The importance of community colleges in educating students in Maryland and elsewhere in the United States is often overlooked. So perhaps the Council for Advancement and Support of Education (CASE) and Carnegie Foundation for the Advancement of Teaching were underscoring the key role played by community colleges when they named Scott Jeffrey ’81, geography and environmental systems as Maryland’s 2008 U.S. Professor of the Year.
Jeffrey is an associate professor of geography at the Community College of Baltimore County (CCBC), where he is the director of the college’s Geospatial Applications Program. The program teaches students to analyze map data for a wide variety of organizations that range from everyday businesses to Homeland Security Administration.
Competition for the prize was stiff, with 300 nominees vying for awards in each of the fifty states plus Guam. The judging process is an intense, multi-step affair.
“I was shocked,” says Jeffrey, describing his initial reaction to the award. “I was really excited, but I was also shocked because I knew what I was up against.”
The term “geospatial applications,” he observes, “has evolved because of the growth of the industry over the last decade…. There was a lot of overlap in between Geographic Information Systems (GIS), remote sensing, and global positioning systems (GPS), so it became the geospatial field.”
Much of Jeffrey’s teaching in this hybrid discipline takes a practical cast, encouraging students to engage in direct work with local companies. After completing an introductory course in basic theories surrounding geospatial applications, the students’ remaining class work integrates traditional lectures with the completion of client-based projects that prepare them for real world situations.

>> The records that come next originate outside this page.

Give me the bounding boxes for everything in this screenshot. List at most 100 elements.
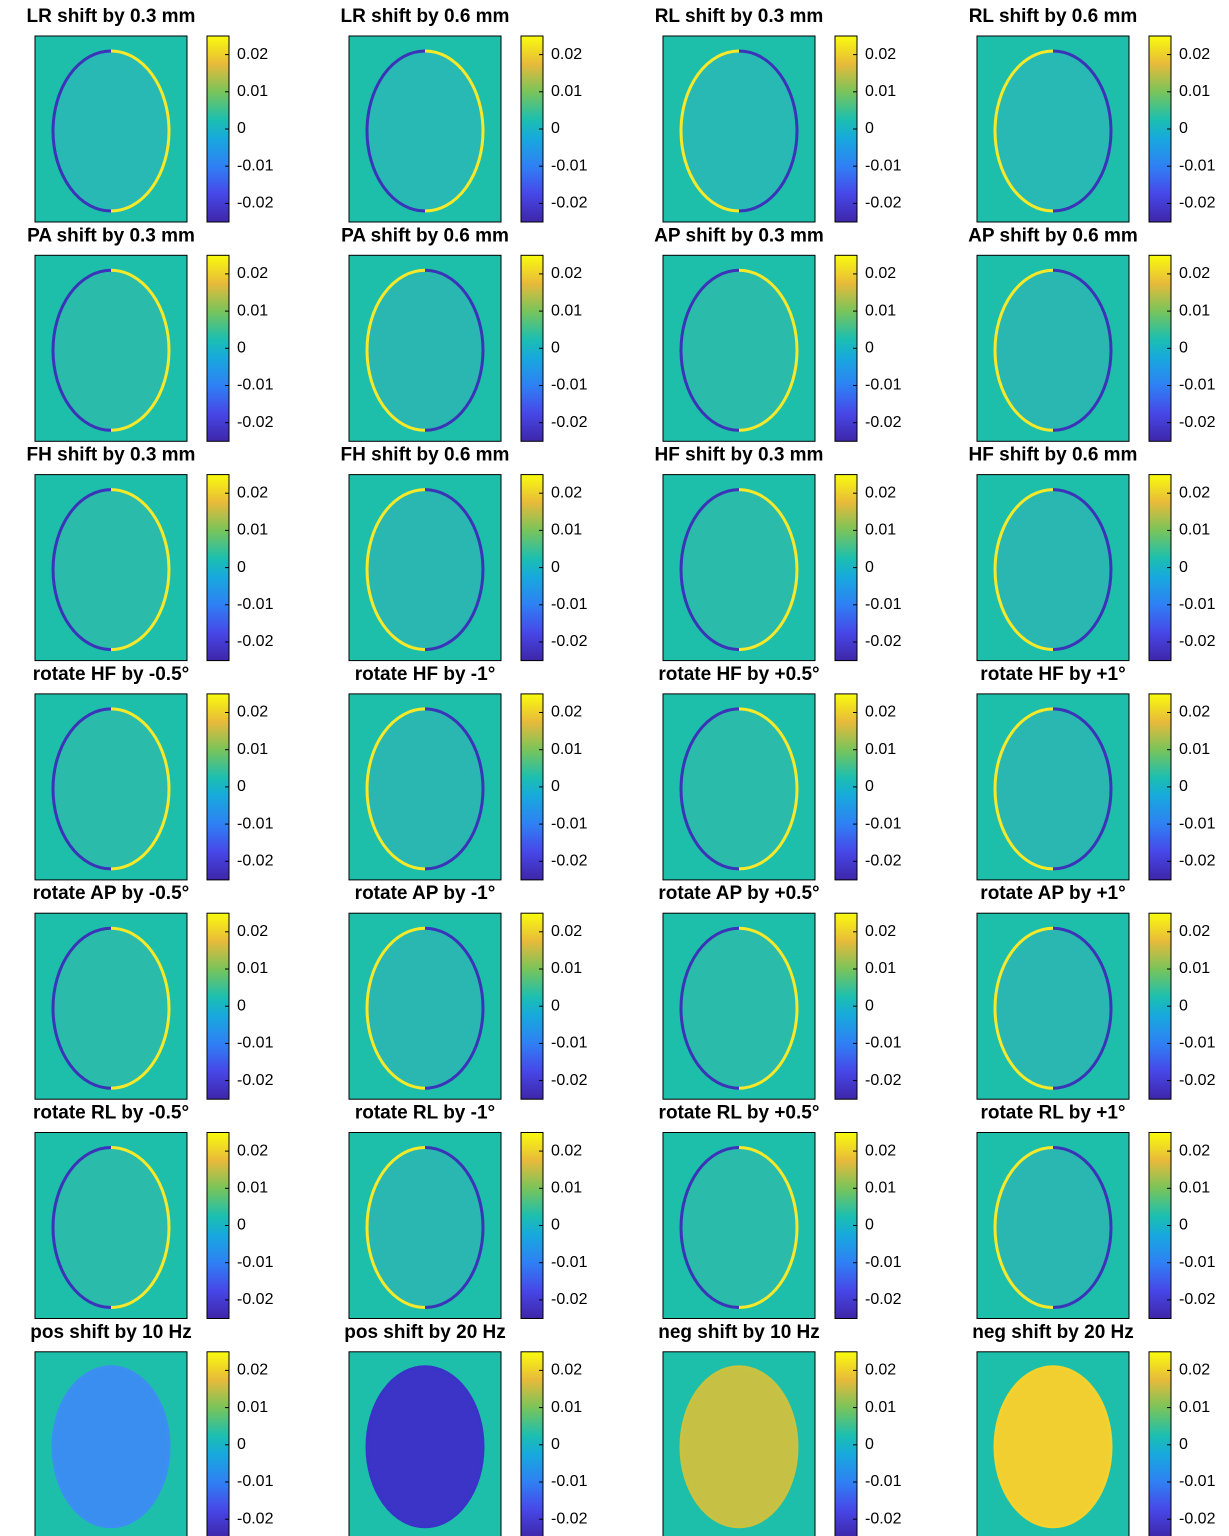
colorbar-tick-label: 0 (551, 120, 560, 137)
panel-title: AP shift by 0.6 mm (968, 225, 1138, 246)
brain-edge-left (679, 268, 740, 432)
colorbar-tick-label: 0.02 (865, 265, 896, 282)
brain (995, 489, 1111, 650)
colorbar-tick-label: 0.01 (1179, 1180, 1210, 1197)
panel: rotate RL by +1° 0.02 0.01 0 -0.01 -0.02 (976, 1103, 1216, 1319)
panel: rotate AP by +1° 0.02 0.01 0 -0.01 -0.02 (976, 883, 1216, 1100)
colorbar-tick-label: 0.02 (1179, 1362, 1210, 1379)
brain (995, 1147, 1111, 1308)
brain-edge-right (738, 1146, 799, 1309)
brain (53, 270, 169, 431)
brain-edge-right (738, 1365, 799, 1529)
colorbar-tick-label: 0.01 (865, 741, 896, 758)
colorbar-tick-label: 0.01 (237, 1180, 268, 1197)
panel: rotate AP by -0.5° 0.02 0.01 0 -0.01 -0.02 (33, 883, 274, 1100)
colorbar-tick-label: -0.02 (551, 1291, 588, 1308)
colorbar-tick-label: 0.02 (237, 923, 268, 940)
colorbar-tick-label: 0.02 (237, 265, 268, 282)
brain-edge-left (365, 1146, 426, 1309)
colorbar-tick-label: 0.02 (865, 1142, 896, 1159)
brain-edge-right (424, 488, 485, 652)
brain-edge-left (679, 1365, 740, 1529)
panel-title: FH shift by 0.3 mm (27, 445, 196, 466)
panel-title: rotate HF by +0.5° (658, 664, 819, 685)
brain (995, 928, 1111, 1089)
brain-edge-left (365, 926, 426, 1090)
colorbar-tick-label: -0.02 (551, 414, 588, 431)
colorbar-tick-label: -0.02 (237, 1510, 274, 1527)
colorbar-tick-label: 0 (865, 997, 874, 1014)
brain-edge-left (993, 49, 1054, 213)
colorbar-tick-label: 0.01 (551, 522, 582, 539)
panel-title: neg shift by 10 Hz (658, 1322, 820, 1343)
colorbar-tick-label: 0.02 (551, 265, 582, 282)
colorbar-tick-label: 0.02 (551, 704, 582, 721)
panel-title: LR shift by 0.6 mm (341, 6, 510, 27)
brain-edge-right (1052, 1146, 1113, 1309)
colorbar-tick-label: -0.02 (237, 414, 274, 431)
colorbar-tick-label: 0.02 (865, 704, 896, 721)
colorbar-tick-label: 0.01 (551, 1180, 582, 1197)
brain-edge-right (738, 488, 799, 652)
brain-edge-left (993, 1146, 1054, 1309)
colorbar (834, 1351, 858, 1536)
colorbar-tick-label: -0.02 (865, 1510, 902, 1527)
panel-title: rotate RL by -1° (355, 1103, 495, 1124)
panel: rotate HF by +1° 0.02 0.01 0 -0.01 -0.02 (976, 664, 1216, 881)
colorbar-tick-label: 0 (551, 559, 560, 576)
colorbar-tick-label: -0.01 (1179, 1254, 1216, 1271)
brain-edge-left (365, 49, 426, 213)
panel-title: AP shift by 0.3 mm (654, 225, 824, 246)
panel: HF shift by 0.6 mm 0.02 0.01 0 -0.01 -0.02 (969, 445, 1216, 662)
brain-edge-right (424, 268, 485, 432)
panel-title: HF shift by 0.6 mm (969, 445, 1138, 466)
brain (367, 928, 483, 1089)
colorbar-tick-label: -0.01 (1179, 1035, 1216, 1052)
brain (681, 928, 797, 1089)
colorbar-tick-label: 0.02 (551, 484, 582, 501)
colorbar-tick-label: -0.01 (865, 1035, 902, 1052)
brain (367, 270, 483, 431)
colorbar-tick-label: 0.01 (237, 302, 268, 319)
panel-title: PA shift by 0.6 mm (341, 225, 509, 246)
colorbar-tick-label: -0.01 (237, 1254, 274, 1271)
colorbar-tick-label: 0.01 (865, 1180, 896, 1197)
brain-edge-right (110, 1146, 171, 1309)
brain-edge-right (424, 49, 485, 213)
brain-edge-left (679, 49, 740, 213)
colorbar (520, 1351, 544, 1536)
panel: pos shift by 20 Hz 0.02 0.01 0 -0.01 -0.02 (344, 1322, 588, 1536)
panel-title: FH shift by 0.6 mm (341, 445, 510, 466)
colorbar-tick-label: 0.01 (865, 302, 896, 319)
colorbar-tick-label: -0.02 (551, 853, 588, 870)
colorbar-tick-label: -0.02 (237, 853, 274, 870)
colorbar-tick-label: -0.01 (865, 377, 902, 394)
brain-edge-right (110, 926, 171, 1090)
colorbar-tick-label: -0.02 (1179, 1291, 1216, 1308)
colorbar-tick-label: -0.01 (1179, 377, 1216, 394)
brain-edge-left (51, 49, 112, 213)
colorbar-tick-label: 0 (1179, 997, 1188, 1014)
brain (367, 708, 483, 869)
colorbar-tick-label: 0 (1179, 559, 1188, 576)
brain (995, 1366, 1111, 1527)
brain (681, 270, 797, 431)
colorbar-tick-label: -0.02 (1179, 1072, 1216, 1089)
brain (367, 1366, 483, 1527)
colorbar-tick-label: -0.02 (1179, 414, 1216, 431)
colorbar-tick-label: -0.02 (237, 1291, 274, 1308)
colorbar-tick-label: 0.01 (237, 960, 268, 977)
colorbar-tick-label: -0.02 (237, 1072, 274, 1089)
panel-title: rotate HF by -1° (355, 664, 496, 685)
colorbar-tick-label: -0.02 (1179, 195, 1216, 212)
colorbar-tick-label: -0.01 (551, 157, 588, 174)
panel: HF shift by 0.3 mm 0.02 0.01 0 -0.01 -0.02 (655, 445, 902, 662)
panel: LR shift by 0.6 mm 0.02 0.01 0 -0.01 -0.02 (341, 6, 588, 223)
colorbar-tick-label: -0.02 (1179, 853, 1216, 870)
colorbar (206, 1351, 230, 1536)
panel-title: rotate HF by +1° (980, 664, 1125, 685)
colorbar-tick-label: 0 (237, 1217, 246, 1234)
brain-edge-left (51, 1365, 112, 1529)
panel: rotate HF by +0.5° 0.02 0.01 0 -0.01 -0.02 (658, 664, 902, 881)
colorbar-tick-label: -0.01 (865, 157, 902, 174)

Students in the geospatial applications program have completed tasks involving everything from poison distribution to vegetation mapping. “The whole concept, what really makes the students attractive when they graduate,” says Jeffrey, “is having done the on-the-ground work that you can show as a portfolio. It gives you credibility.”
The results have been tangible. “We’ve had a student’s map published in a national atlas,” Jeffrey recalls. “We’ve had students win regional conferences. Student maps have been presented at board meetings.”
Jeffrey also has maintained close connections with UMBC. Not only does he teach as an adjunct professor at the university, but he recently created an articulation agreement with UMBC that closely tracks a similar agreement made with Towson University in 2006. The agreement allows students to begin a geographic systems education at CCBC and then transfer these course skills to either university.
“There are no undergraduate institutions in the state of Maryland that offer the depth and breath of (GIS) courses that CCBC offers,” Jeffrey notes. “What ends up happening is that students that get out of my program, when they transfer to UMBC or Towson, they have far better GIS skills then someone who has started at UMBC or Towson in the geography program.”
UMBC will see its first group of CCBC transfer students in the coming academic year, and Jeffrey says that the students who have transferred to Towson have already found success. Yet he adds that the articulation agreement will help these students round out their skills sets.
“When students transfer to UMBC or Towson, they are going to have GIS skills that exceed students that are already in those programs,” he observes. “What they won’t have is the content coursework for the field. What they won’t have is the depth and breadth of the geography field.”
Jeffrey reflects fondly on his days at UMBC, and he proudly cites his experiences in the UMBC geography department and the research projects he worked on during his undergraduate education as his guide in creating the Geospatial Applications Program at CCBC.
“The ability of the faculty [at UMBC] to provide those experiences to me, I have built that philosophy into this program,” he says. “If this program is successful, it is because of that.”